Student loans of the Husband or Wife, are usually attributed to the party who took out the student loan, as it is assumed they will continue to reap the benefit of their education after the divorce. This can become more cloudy if the parties pay off a student loan with a home equity line or marital funds.
It is important to keep proofs of what happened with respect to debt acquired during the marriage. Documents are usually only available for up to 7 years. If you are contemplating divorce, consider contacting your credit card companies to obtain statements for the past 7 years. Also, be careful about making debt in one person’s name a marital debt by moving it to joint names. If your spouse tries to convince to you to take out a home equity loan to pay off their student loans, realize that you may be making this your joint obligation.

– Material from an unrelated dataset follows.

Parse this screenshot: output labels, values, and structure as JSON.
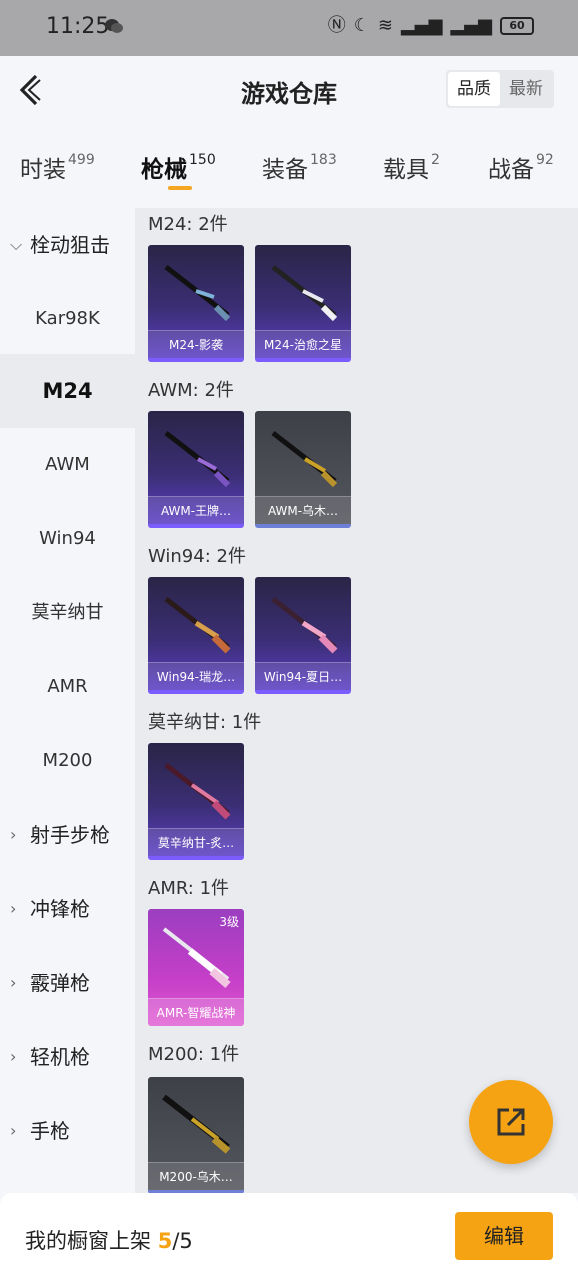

If you are contemplating divorce, make sure you have at least one credit card in your name and that your credit is good. Even if you are not planning on returning to the work force, you will need to be able to move utility and other accounts into your own name. If you do not have any credit now is the time to build it up.
The best way to protect yourself is before you get married. It is best to have a prenuptial agreement that sets forth the rights and responsibilities of each party to debts. If you are already married, it is important to learn about your family finances including the debts and obligations that you both have. If you hide your head in the sand and pretend that it ok to be kept in the dark, you may awaken to a nightmare.